Methods: This secondary analysis involved 3473 children screened for sepsis across 12 EDs in Queensland, Australia. Bayesian profile regression was used to construct data-driven clinical profiles derived from sepsis screening criteria and their association with suspected sepsis, defined as senior medical officer diagnosis and antibiotic administration in the ED. Posterior risk probabilities (Prs) with 95% credible intervals (CIs) were calculated for each profile. Profiles were internally validated by assessing their association with sepsis, septic shock, organ dysfunction and infection sources, in both adjusted and unadjusted models.

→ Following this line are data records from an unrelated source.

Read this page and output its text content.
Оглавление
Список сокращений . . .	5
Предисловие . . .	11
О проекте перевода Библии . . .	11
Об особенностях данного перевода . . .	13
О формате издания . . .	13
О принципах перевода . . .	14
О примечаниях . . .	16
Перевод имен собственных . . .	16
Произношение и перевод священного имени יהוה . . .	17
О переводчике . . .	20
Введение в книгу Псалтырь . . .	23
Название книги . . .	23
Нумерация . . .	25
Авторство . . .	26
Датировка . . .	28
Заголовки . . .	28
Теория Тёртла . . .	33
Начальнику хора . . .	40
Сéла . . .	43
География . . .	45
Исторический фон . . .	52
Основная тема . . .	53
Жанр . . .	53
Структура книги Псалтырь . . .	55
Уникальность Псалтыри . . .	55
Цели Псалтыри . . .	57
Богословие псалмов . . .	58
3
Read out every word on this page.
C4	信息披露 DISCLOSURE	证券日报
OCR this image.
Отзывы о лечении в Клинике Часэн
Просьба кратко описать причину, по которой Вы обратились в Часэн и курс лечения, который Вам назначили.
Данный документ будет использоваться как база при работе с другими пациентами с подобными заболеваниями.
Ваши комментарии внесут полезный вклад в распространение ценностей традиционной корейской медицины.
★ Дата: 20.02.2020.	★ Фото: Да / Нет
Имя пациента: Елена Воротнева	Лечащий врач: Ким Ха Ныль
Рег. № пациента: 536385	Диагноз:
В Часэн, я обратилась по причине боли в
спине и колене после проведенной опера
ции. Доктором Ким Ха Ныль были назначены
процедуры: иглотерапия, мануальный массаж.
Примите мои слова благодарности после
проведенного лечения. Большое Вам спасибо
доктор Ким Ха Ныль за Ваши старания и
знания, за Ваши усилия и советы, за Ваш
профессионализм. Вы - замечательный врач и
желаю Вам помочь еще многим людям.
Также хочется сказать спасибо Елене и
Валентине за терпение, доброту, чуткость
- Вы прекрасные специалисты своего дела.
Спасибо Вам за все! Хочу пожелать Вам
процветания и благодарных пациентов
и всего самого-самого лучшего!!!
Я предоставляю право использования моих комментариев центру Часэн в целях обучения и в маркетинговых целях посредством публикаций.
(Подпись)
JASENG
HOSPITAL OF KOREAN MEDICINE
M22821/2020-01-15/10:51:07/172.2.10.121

Results: Seven distinct clinical profiles were identified. Two profiles were labelled as high risk of suspected sepsis (profile 1, n=22: Pr 0.73, 95% CI 0.55, 0.89; profile 2, n=150: Pr 0.69, 95% CI 0.59, 0.80), four as moderate risk and one as low risk. High-risk profiles were characterised by severe illness indicators and elevated lactate levels. Moderate-risk profiles included criteria such as altered behaviour, young age (<3 months) and respiratory distress. High-risk profiles had strong associations with all clinical outcomes.
Conclusions: Seven clinical profiles were identified that varied in their risk of suspected sepsis and associated outcomes. Validation of these profiles in diverse populations and identification of which profiles are likely to benefit from certain interventions is needed.